"There is an intellectual desire, an eros of the mind. Without it there would arise no questioning, no inquiry, no wonder." Bernard Lonergan

"It seems clear that humans cannot significantly reduce or mitigate the dangers inherent in their use of life by ccumulating more information or better theories or by achieving greater predictability or more caution in their scientific and industrial work.

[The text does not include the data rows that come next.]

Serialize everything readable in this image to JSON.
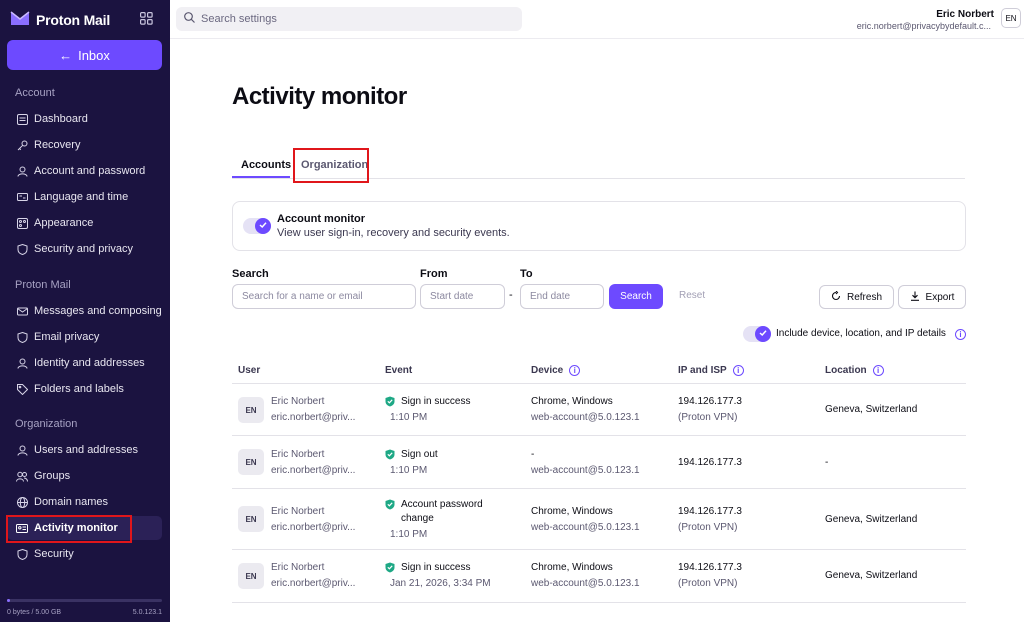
{
  "sidebar": {
    "brand": "Proton Mail",
    "inbox_label": "Inbox",
    "sections": {
      "account": "Account",
      "protonmail": "Proton Mail",
      "organization": "Organization"
    },
    "items": [
      {
        "label": "Dashboard",
        "icon": "dashboard-icon"
      },
      {
        "label": "Recovery",
        "icon": "key-icon"
      },
      {
        "label": "Account and password",
        "icon": "user-icon"
      },
      {
        "label": "Language and time",
        "icon": "language-icon"
      },
      {
        "label": "Appearance",
        "icon": "palette-icon"
      },
      {
        "label": "Security and privacy",
        "icon": "shield-icon"
      },
      {
        "label": "Messages and composing",
        "icon": "envelope-icon"
      },
      {
        "label": "Email privacy",
        "icon": "shield-icon"
      },
      {
        "label": "Identity and addresses",
        "icon": "user-icon"
      },
      {
        "label": "Folders and labels",
        "icon": "tag-icon"
      },
      {
        "label": "Users and addresses",
        "icon": "user-icon"
      },
      {
        "label": "Groups",
        "icon": "users-icon"
      },
      {
        "label": "Domain names",
        "icon": "globe-icon"
      },
      {
        "label": "Activity monitor",
        "icon": "id-card-icon"
      },
      {
        "label": "Security",
        "icon": "shield-icon"
      }
    ],
    "storage": "0 bytes / 5.00 GB",
    "storage_used_fraction": 0.0,
    "version": "5.0.123.1"
  },
  "topbar": {
    "search_placeholder": "Search settings",
    "user_name": "Eric Norbert",
    "user_email": "eric.norbert@privacybydefault.c...",
    "language": "EN"
  },
  "main": {
    "title": "Activity monitor",
    "tabs": [
      "Accounts",
      "Organization"
    ],
    "monitor": {
      "title": "Account monitor",
      "description": "View user sign-in, recovery and security events."
    },
    "filters": {
      "search_label": "Search",
      "search_placeholder": "Search for a name or email",
      "from_label": "From",
      "from_placeholder": "Start date",
      "dash": "-",
      "to_label": "To",
      "to_placeholder": "End date",
      "search_button": "Search",
      "reset_button": "Reset",
      "refresh_button": "Refresh",
      "export_button": "Export",
      "include_details": "Include device, location, and IP details"
    },
    "table": {
      "headers": [
        "User",
        "Event",
        "Device",
        "IP and ISP",
        "Location"
      ],
      "rows": [
        {
          "avatar": "EN",
          "name": "Eric Norbert",
          "email": "eric.norbert@priv...",
          "event_line1": "Sign in success",
          "event_line2": "",
          "time": "1:10 PM",
          "device": "Chrome, Windows",
          "app": "web-account@5.0.123.1",
          "ip": "194.126.177.3",
          "isp": "(Proton VPN)",
          "location": "Geneva, Switzerland"
        },
        {
          "avatar": "EN",
          "name": "Eric Norbert",
          "email": "eric.norbert@priv...",
          "event_line1": "Sign out",
          "event_line2": "",
          "time": "1:10 PM",
          "device": "-",
          "app": "web-account@5.0.123.1",
          "ip": "194.126.177.3",
          "isp": "",
          "location": "-"
        },
        {
          "avatar": "EN",
          "name": "Eric Norbert",
          "email": "eric.norbert@priv...",
          "event_line1": "Account password",
          "event_line2": "change",
          "time": "1:10 PM",
          "device": "Chrome, Windows",
          "app": "web-account@5.0.123.1",
          "ip": "194.126.177.3",
          "isp": "(Proton VPN)",
          "location": "Geneva, Switzerland"
        },
        {
          "avatar": "EN",
          "name": "Eric Norbert",
          "email": "eric.norbert@priv...",
          "event_line1": "Sign in success",
          "event_line2": "",
          "time": "Jan 21, 2026, 3:34 PM",
          "device": "Chrome, Windows",
          "app": "web-account@5.0.123.1",
          "ip": "194.126.177.3",
          "isp": "(Proton VPN)",
          "location": "Geneva, Switzerland"
        }
      ]
    }
  },
  "colors": {
    "sidebar_bg": "#1b1340",
    "accent": "#6d4aff",
    "success": "#1ea885",
    "highlight": "#e0161b"
  }
}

To treat life as less than a miracle is to give up on it." Wendell Berry

"Do not be afraid, my little flock, for it is the Father's good pleasure to give you the kingdom." Luke 12:32

Tuesday, November 29, 2011

Isaiah 64, Thinking about Peace, and devotional insights....

Today in our newsletter I wrote about Advent lists.  Making a list of people to help, prayers to pray, or outcomes to hope for as Christmas approaches.  I tried to "google" Advent list and nothing came back.  Maybe it's my first original idea ever?  Probably not.  Wiser pastors than me long ago passed on that all of preaching and teaching is "borrowing" -- meaning that most of what we do and say has been done and said before.  Note this, though:  repetition is never a bad thing in and of itself.  Our society values the "new and improved" so much that we forget that our hearts and souls need the discipline of repetition from time to time.  So we tell once more this year the "old, old story" of Jesus and his birth.  We tell it from the mountains, the hills, and everywhere!  I do think that amendments, the friendly kind, are good though.  And amending our Advent disciplines so that we hear the story in a new key seems a fine practice to me.

One Advent discipline I am following is to read my friend Kerri Hefner's (@k9kerri) blog each day.  Kerri is the Presbyterian Campus Minister at ECU and on staff at First Presbyterian Greenville.  I think you'll find her perspective refreshing and appreciate her good writing.



On thought I did have as I was jotting notes down for this blog today is that I am well aware that for some of us the Christmas story and the Advent waiting might feel shop-worn.  The repetition more tiresome than comforting.  I wonder though:  what would happen to us, to our spiritual lives, if Christmas didn't repeat and renew its promise each year?

Thinking about promise, I was moved to tears to read this profile of Fred Craddock on CNN.com yesterday:



I am not sure why they did this profile on Fred, I couldn't discover the reason in the piece, but I am glad they did.  Be sure to focus on the part about story telling, narrative, and heritage.  Read the testimony from his mother, and the way he remembers her, and about the promise she made.  As I type this I am so grateful for the prayers of our mothers, our fathers.  Academically speaking, Fred Craddock is a titan in the preacher's world.  He wouldn't want that title, but he is.  Not many people write a magisterial book, a landmark reinterpretation of a field of study.  Tom Long's words in the piece are true:  Craddock's As One Without Authority (published the year I was born) shook the homiletical world to its foundations.  I found a used copy online a few years ago.  It sits on my shelf as admiration for the achievement that it was.


I have been thinking about peace a lot this week.  It is after all a week to hope for peace as Advent rises and falls around us.  I think of that text from Sunday, Isaiah 64: 1 - 9.  God allowed me to hear with new ears this week, and I am grateful.  Verse 8:

O Lord, you are our Father,
we are the clay, and you are our potter;
we are all the work of your hand.

How lovely.  How challenging.  If we are to know peace it seems to me that this knowledge comes first from God.  How had God brought peace in our lives?  How have we made conflict where God desired peace?  Is the old hymn right, that if there is to be peace on Earth it has to begin with me?

My prayer then for today is something akin to the prayer in our church-wide Advent devotional for today:  that our hearts would be open wide.  Open for God to shape our lives.  Open for God to mold us.